Ophthalmic & Optometric Support Services graduates typically perform various tasks within an optometrist's office depending on the area of specialization you decide to major in. Other people pursue positions in physicians' offices, other medical centers, or decide to open their own practice.
Want a job when you graduate with your optometric support degree? Ophthalmic & Optometric Support Services careers are expected to grow 16.7% between 2016 and 2026.
The following options are some of the most in-demand careers related to ophthalmic and optometric support services.
|Occupation Name||Projected Jobs||Expected Growth|
|Ophthalmic Medical Technicians||53,200||19.6%|
Ophthalmic & Optometric Support Services graduates between 2017-2019 reported earning an average of $34,172 in the 2019-2020 timeframe. Earnings can range from as low as $21,432 to as high as $47,441. As you might expect, salaries for optometric support graduates vary depending on the level of education that was acquired.

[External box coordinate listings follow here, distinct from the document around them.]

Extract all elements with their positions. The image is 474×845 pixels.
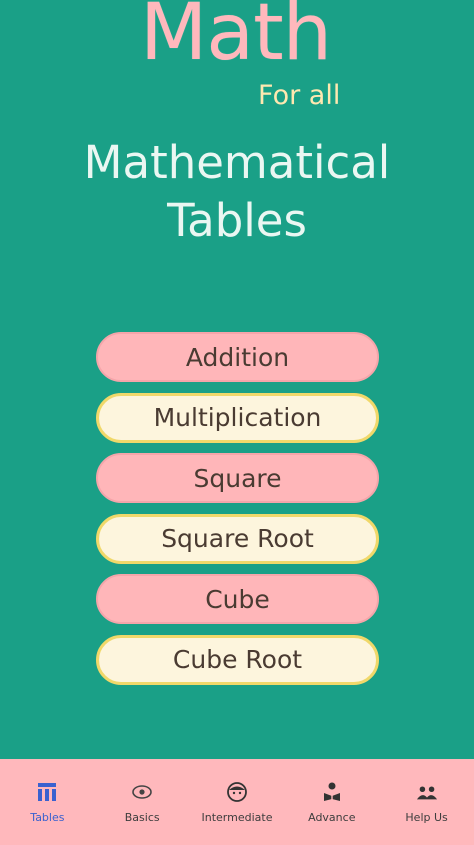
cube-root-button[interactable]: Cube Root	[96, 634, 379, 685]
people-icon	[416, 781, 438, 803]
nav-tab-advance[interactable]: Advance	[284, 759, 379, 845]
nav-tab-tables-label: Tables	[30, 810, 65, 824]
cube-button[interactable]: Cube	[96, 574, 379, 625]
nav-tab-advance-label: Advance	[308, 810, 356, 824]
logo-title: Math	[140, 0, 332, 78]
tables-menu: Addition Multiplication Square Square Ro…	[96, 332, 379, 696]
nav-tab-intermediate[interactable]: Intermediate	[190, 759, 285, 845]
page-title-line2: Tables	[167, 194, 307, 247]
addition-button[interactable]: Addition	[96, 332, 379, 382]
eye-icon	[131, 781, 153, 803]
logo-subtitle: For all	[258, 80, 341, 111]
nav-tab-basics-label: Basics	[124, 810, 160, 824]
app-logo: Math For all	[0, 0, 474, 120]
square-button[interactable]: Square	[96, 453, 379, 504]
page-title: Mathematical Tables	[0, 134, 474, 250]
reader-icon	[321, 781, 343, 803]
face-icon	[226, 781, 248, 803]
nav-tab-help-us-label: Help Us	[405, 810, 448, 824]
bottom-navigation: Tables Basics Intermediate Advance Help …	[0, 759, 474, 845]
nav-tab-intermediate-label: Intermediate	[201, 810, 273, 824]
table-icon	[36, 781, 58, 803]
nav-tab-basics[interactable]: Basics	[95, 759, 190, 845]
multiplication-button[interactable]: Multiplication	[96, 392, 379, 443]
page-title-line1: Mathematical	[83, 136, 391, 189]
nav-tab-help-us[interactable]: Help Us	[379, 759, 474, 845]
square-root-button[interactable]: Square Root	[96, 513, 379, 564]
nav-tab-tables[interactable]: Tables	[0, 759, 95, 845]
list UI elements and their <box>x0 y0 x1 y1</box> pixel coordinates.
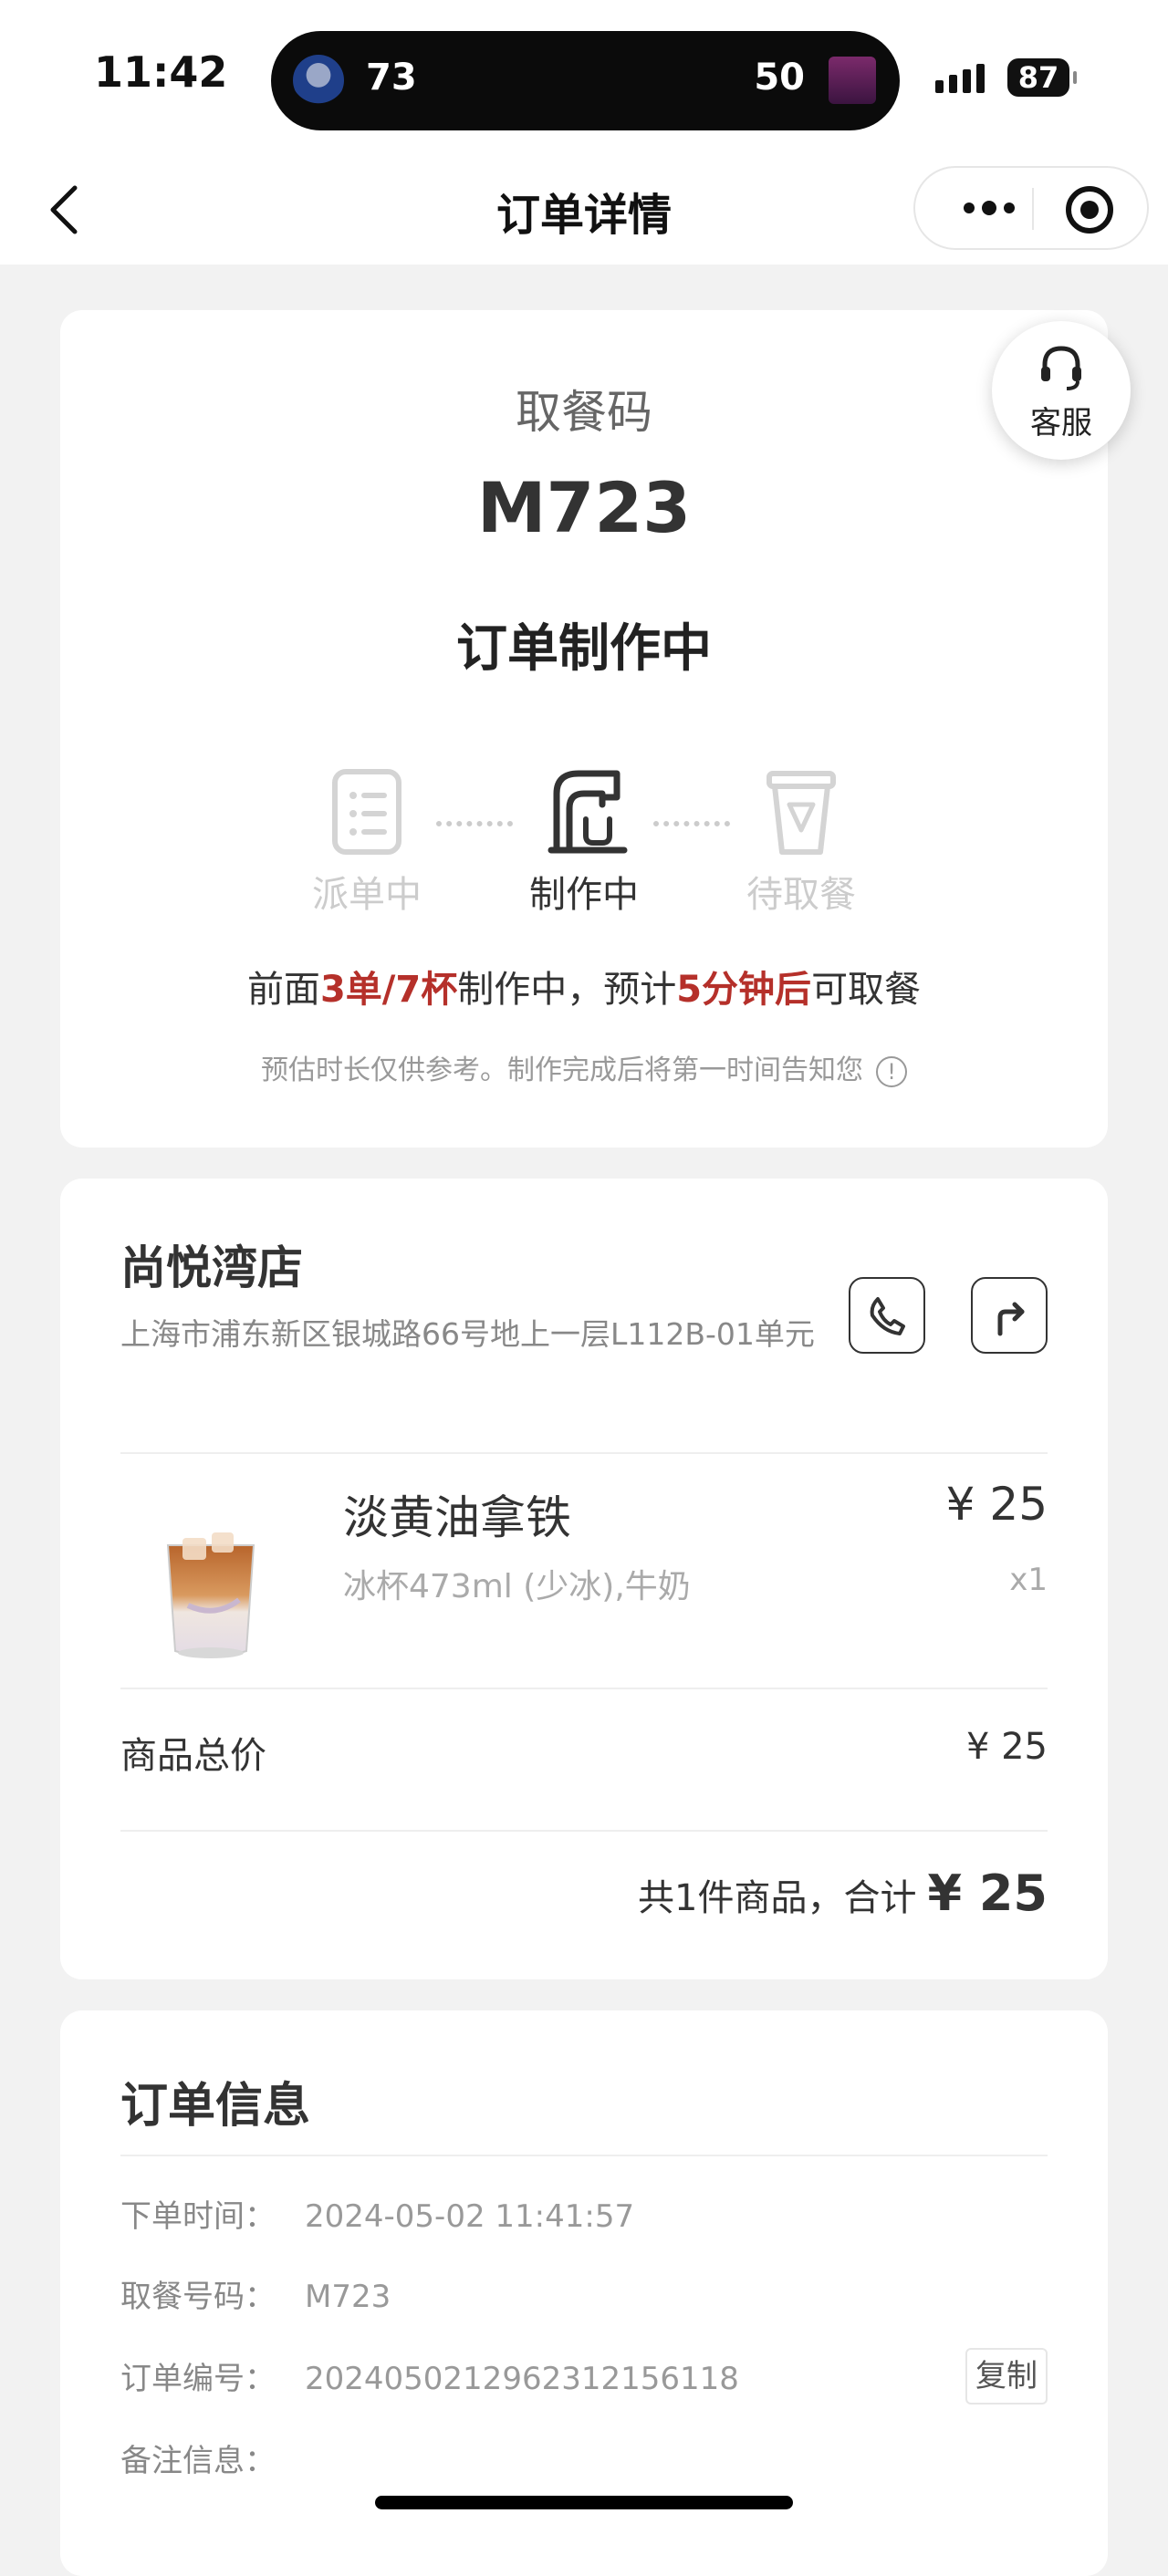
mini-program-capsule <box>913 166 1149 250</box>
row-key: 取餐号码： <box>120 2279 276 2315</box>
divider <box>120 1830 1048 1832</box>
remarks-row: 备注信息： <box>120 2436 305 2480</box>
pickup-number-row: 取餐号码： M723 <box>120 2271 391 2316</box>
queue-eta: 5分钟后 <box>676 969 812 1011</box>
product-quantity: x1 <box>1009 1562 1048 1598</box>
product-image <box>151 1518 270 1664</box>
order-list-icon <box>332 769 402 855</box>
status-bar: 11:42 73 50 87 <box>0 0 1168 155</box>
row-key: 订单编号： <box>120 2361 276 2397</box>
queue-estimate: 前面3单/7杯制作中，预计5分钟后可取餐 <box>60 960 1108 1013</box>
score-right: 50 <box>754 57 805 99</box>
capsule-divider <box>1032 188 1034 230</box>
headset-icon <box>1041 346 1081 390</box>
copy-order-number-button[interactable]: 复制 <box>965 2348 1048 2405</box>
queue-middle: 制作中，预计 <box>457 969 677 1011</box>
row-value: 20240502129623121561​18 <box>305 2361 739 2397</box>
row-key: 备注信息： <box>120 2443 276 2479</box>
queue-prefix: 前面 <box>246 969 320 1011</box>
estimate-note: 预估时长仅供参考。制作完成后将第一时间告知您! <box>60 1047 1108 1087</box>
row-key: 下单时间： <box>120 2198 276 2235</box>
pickup-code-label: 取餐码 <box>516 386 652 439</box>
step-label: 待取餐 <box>746 874 856 916</box>
phone-icon <box>870 1297 905 1335</box>
order-status: 订单制作中 <box>456 619 712 679</box>
home-indicator[interactable] <box>375 2496 793 2509</box>
order-info-card: 订单信息 下单时间： 2024-05-02 11:41:57 取餐号码： M723 … <box>60 2010 1108 2576</box>
queue-count: 3单/7杯 <box>319 969 458 1011</box>
info-icon[interactable]: ! <box>876 1055 907 1087</box>
team-logo-icon <box>293 55 344 106</box>
pickup-card: 取餐码 M723 订单制作中 派单中 制作中 待取餐 前面3单/7杯制作中，预计… <box>60 310 1108 1148</box>
row-value: 2024-05-02 11:41:57 <box>305 2198 635 2235</box>
divider <box>120 1452 1048 1454</box>
total-prefix: 共1件商品，合计 <box>638 1877 917 1919</box>
pickup-code: M723 <box>476 467 692 548</box>
order-total: 共1件商品，合计 ¥ 25 <box>638 1864 1048 1922</box>
store-name: 尚悦湾店 <box>120 1241 303 1294</box>
call-store-button[interactable] <box>849 1277 925 1354</box>
divider <box>120 2155 1048 2156</box>
row-value: M723 <box>305 2279 391 2315</box>
step-ready: 待取餐 <box>719 766 883 918</box>
product-name: 淡黄油拿铁 <box>343 1491 571 1544</box>
order-number-row: 订单编号： 20240502129623121561​18 <box>120 2353 739 2398</box>
step-dispatching: 派单中 <box>285 766 449 918</box>
customer-service-label: 客服 <box>1030 405 1092 441</box>
estimate-note-text: 预估时长仅供参考。制作完成后将第一时间告知您 <box>261 1054 863 1086</box>
score-left: 73 <box>366 57 417 99</box>
step-making: 制作中 <box>502 766 666 918</box>
customer-service-button[interactable]: 客服 <box>992 321 1131 460</box>
coffee-machine-icon <box>548 770 628 854</box>
divider <box>120 1688 1048 1689</box>
subtotal-label: 商品总价 <box>120 1735 266 1777</box>
step-label: 派单中 <box>312 874 422 916</box>
store-card: 尚悦湾店 上海市浦东新区银城路66号地上一层L112B-01单元 淡黄油拿铁 冰… <box>60 1179 1108 1979</box>
store-address: 上海市浦东新区银城路66号地上一层L112B-01单元 <box>120 1316 815 1352</box>
iced-latte-image <box>166 1532 256 1658</box>
order-time-row: 下单时间： 2024-05-02 11:41:57 <box>120 2191 634 2236</box>
step-label: 制作中 <box>529 874 639 916</box>
subtotal-value: ¥ 25 <box>965 1726 1048 1768</box>
navigation-icon <box>997 1302 1025 1336</box>
takeaway-cup-icon <box>766 771 836 855</box>
product-price: ¥ 25 <box>945 1478 1048 1531</box>
total-value: ¥ 25 <box>927 1864 1048 1922</box>
product-spec: 冰杯473ml (少冰),牛奶 <box>343 1568 691 1605</box>
queue-suffix: 可取餐 <box>811 969 922 1011</box>
close-mini-program-button[interactable] <box>1066 186 1113 234</box>
navigation-bar: 订单详情 <box>0 155 1168 265</box>
navigate-store-button[interactable] <box>971 1277 1048 1354</box>
battery-icon: 87 <box>1007 58 1077 97</box>
more-button[interactable] <box>948 168 1030 248</box>
status-time: 11:42 <box>94 47 228 97</box>
opponent-logo-icon <box>829 57 876 104</box>
dynamic-island-live-activity[interactable]: 73 50 <box>271 31 900 130</box>
order-info-title: 订单信息 <box>120 2079 311 2134</box>
signal-icon <box>935 64 985 93</box>
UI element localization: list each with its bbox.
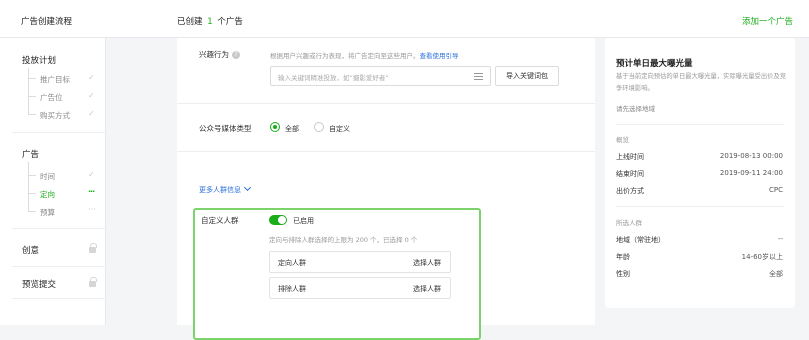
overview-value: CPC xyxy=(769,186,783,194)
interest-label-text: 兴趣行为 xyxy=(199,50,229,59)
select-exclude-audience-button[interactable]: 选择人群 xyxy=(413,284,441,294)
overview-value: 2019-09-11 24:00 xyxy=(719,169,783,177)
audience-value: -- xyxy=(777,235,783,243)
sidebar-item-budget[interactable]: 预算 xyxy=(40,207,55,218)
sidebar-item-targeting[interactable]: 定向 xyxy=(40,189,55,200)
divider xyxy=(177,151,595,152)
select-region-prompt: 请先选择地域 xyxy=(616,105,655,113)
divider xyxy=(616,124,784,125)
overview-key: 结束时间 xyxy=(616,170,644,178)
tree-branch xyxy=(28,78,36,79)
sidebar: 投放计划 推广目标 ✓ 广告位 ✓ 购买方式 ✓ 广告 时间 ✓ 定向 ··· … xyxy=(0,38,106,325)
created-count-label: 已创建 1 个广告 xyxy=(177,15,243,27)
more-audience-info-toggle[interactable]: 更多人群信息 xyxy=(199,183,252,195)
include-audience-label: 定向人群 xyxy=(278,259,306,267)
chevron-down-icon xyxy=(243,183,252,192)
in-progress-icon: ··· xyxy=(88,187,95,196)
overview-title: 概览 xyxy=(616,136,629,144)
divider xyxy=(177,103,595,104)
tree-line xyxy=(28,162,29,212)
tree-line xyxy=(28,68,29,114)
estimate-panel: 预计单日最大曝光量 基于当前定向预估的单日最大曝光量，实际曝光量受出价及竞争环境… xyxy=(605,38,795,308)
select-include-audience-button[interactable]: 选择人群 xyxy=(413,258,441,268)
panel-description: 基于当前定向预估的单日最大曝光量，实际曝光量受出价及竞争环境影响。 xyxy=(616,73,787,92)
exclude-audience-label: 排除人群 xyxy=(278,285,306,293)
lock-icon xyxy=(89,277,97,287)
check-icon: ✓ xyxy=(88,170,95,179)
keyword-input-placeholder: 输入关键词精准投放，如“摄影爱好者” xyxy=(278,74,389,82)
overview-key: 上线时间 xyxy=(616,153,644,161)
sidebar-item-buying[interactable]: 购买方式 xyxy=(40,110,70,121)
toggle-status-label: 已启用 xyxy=(293,217,314,225)
interest-label: 兴趣行为? xyxy=(199,49,240,60)
tree-branch xyxy=(28,175,36,176)
audience-title: 所选人群 xyxy=(616,219,642,227)
sidebar-section-creative[interactable]: 创意 xyxy=(22,244,39,256)
usage-guide-link[interactable]: 查看使用引导 xyxy=(420,52,459,60)
radio-custom-label[interactable]: 自定义 xyxy=(329,124,350,134)
tree-branch xyxy=(28,193,36,194)
interest-hint: 根据用户兴趣或行为表现，将广告定向至这些用户。查看使用引导 xyxy=(270,50,459,60)
flow-title: 广告创建流程 xyxy=(21,17,73,27)
interest-hint-text: 根据用户兴趣或行为表现，将广告定向至这些用户。 xyxy=(270,52,420,60)
top-bar: 广告创建流程 已创建 1 个广告 添加一个广告 xyxy=(0,0,809,38)
divider xyxy=(12,228,106,229)
radio-all-label[interactable]: 全部 xyxy=(285,124,299,134)
more-audience-info-text: 更多人群信息 xyxy=(199,186,241,194)
panel-title: 预计单日最大曝光量 xyxy=(616,59,693,69)
add-ad-link[interactable]: 添加一个广告 xyxy=(742,15,793,27)
custom-audience-section: 自定义人群 已启用 定向与排除人群选择的上限为 200 个，已选择 0 个 定向… xyxy=(193,208,481,340)
sidebar-item-placement[interactable]: 广告位 xyxy=(40,92,63,103)
check-icon: ✓ xyxy=(88,109,95,118)
divider xyxy=(12,266,106,267)
pending-icon: ··· xyxy=(88,205,96,214)
include-audience-row: 定向人群 选择人群 xyxy=(269,251,451,273)
overview-key: 出价方式 xyxy=(616,187,644,195)
audience-key: 年龄 xyxy=(616,253,630,261)
overview-value: 2019-08-13 00:00 xyxy=(719,152,783,160)
targeting-form: 兴趣行为? 根据用户兴趣或行为表现，将广告定向至这些用户。查看使用引导 输入关键… xyxy=(177,38,595,340)
created-prefix: 已创建 xyxy=(177,17,203,27)
tree-branch xyxy=(28,211,36,212)
keyword-input[interactable]: 输入关键词精准投放，如“摄影爱好者” xyxy=(270,66,491,86)
exclude-audience-row: 排除人群 选择人群 xyxy=(269,277,451,299)
lock-icon xyxy=(89,243,97,253)
custom-audience-toggle[interactable] xyxy=(269,215,287,225)
sidebar-section-plan[interactable]: 投放计划 xyxy=(22,54,56,66)
custom-audience-label: 自定义人群 xyxy=(201,216,239,225)
radio-custom[interactable] xyxy=(314,122,324,132)
divider xyxy=(616,206,784,207)
audience-key: 地域（常驻地） xyxy=(616,236,665,244)
selection-limit-note: 定向与排除人群选择的上限为 200 个，已选择 0 个 xyxy=(269,236,418,244)
audience-value: 14-60岁以上 xyxy=(741,253,783,261)
sidebar-section-ad[interactable]: 广告 xyxy=(22,148,39,160)
tree-branch xyxy=(28,114,36,115)
sidebar-section-preview[interactable]: 预览提交 xyxy=(22,278,56,290)
tree-branch xyxy=(28,96,36,97)
radio-all[interactable] xyxy=(270,122,280,132)
check-icon: ✓ xyxy=(88,73,95,82)
media-type-label: 公众号媒体类型 xyxy=(199,124,252,133)
import-keyword-pack-button[interactable]: 导入关键词包 xyxy=(495,66,559,86)
created-count: 1 xyxy=(207,17,213,27)
audience-key: 性别 xyxy=(616,270,630,278)
sidebar-item-time[interactable]: 时间 xyxy=(40,171,55,182)
check-icon: ✓ xyxy=(88,91,95,100)
created-suffix: 个广告 xyxy=(217,17,243,27)
divider xyxy=(12,132,106,133)
divider xyxy=(12,298,106,299)
audience-value: 全部 xyxy=(769,270,783,278)
sidebar-item-objective[interactable]: 推广目标 xyxy=(40,74,70,85)
list-icon[interactable] xyxy=(474,73,483,80)
help-icon[interactable]: ? xyxy=(232,51,240,59)
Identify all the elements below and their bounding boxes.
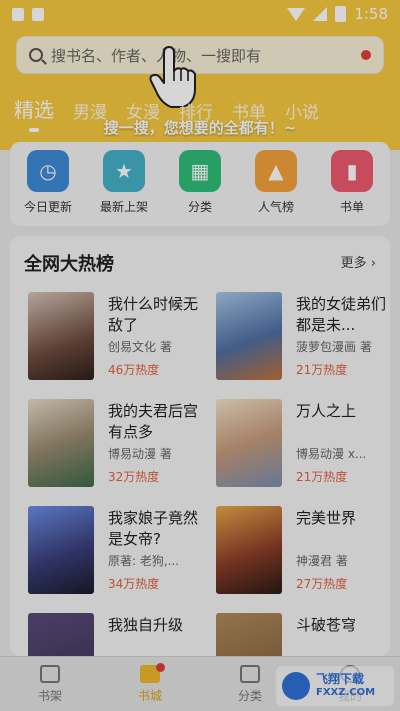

Salaries for ophthalmic and optometric support services graduates can vary widely by the occupation you choose as well. The following table shows the top highest paying careers optometric support grads often go into.
|Occupation Name||Median Average Salary|
|Ophthalmic Medical Technicians||$38,220|
With over 115 different optometric support degree programs to choose from, finding the best fit for you can be a challenge. Fortunately you have come to the right place. We have analyzed all of these schools to come up with hundreds of unbiased optometric support school rankings to help you with this.
Ophthalmic & Optometric Support Services is one of 30 different types of Health Professions programs to choose from.
|Opticianry/Ophthalmic Dispensing Optician||511|
|Other Ophthalmic and Optometric Support Services and Allied Professions||44|
|Related Major||Annual Graduates|
|Health & Medical Administrative Services||89,359|
|Allied Health & Medical Assisting Services||84,492|
|Practical Nursing & Nursing Assistants||84,274|
|Allied Health Professions||82,308|
More about our data sources and methodologies.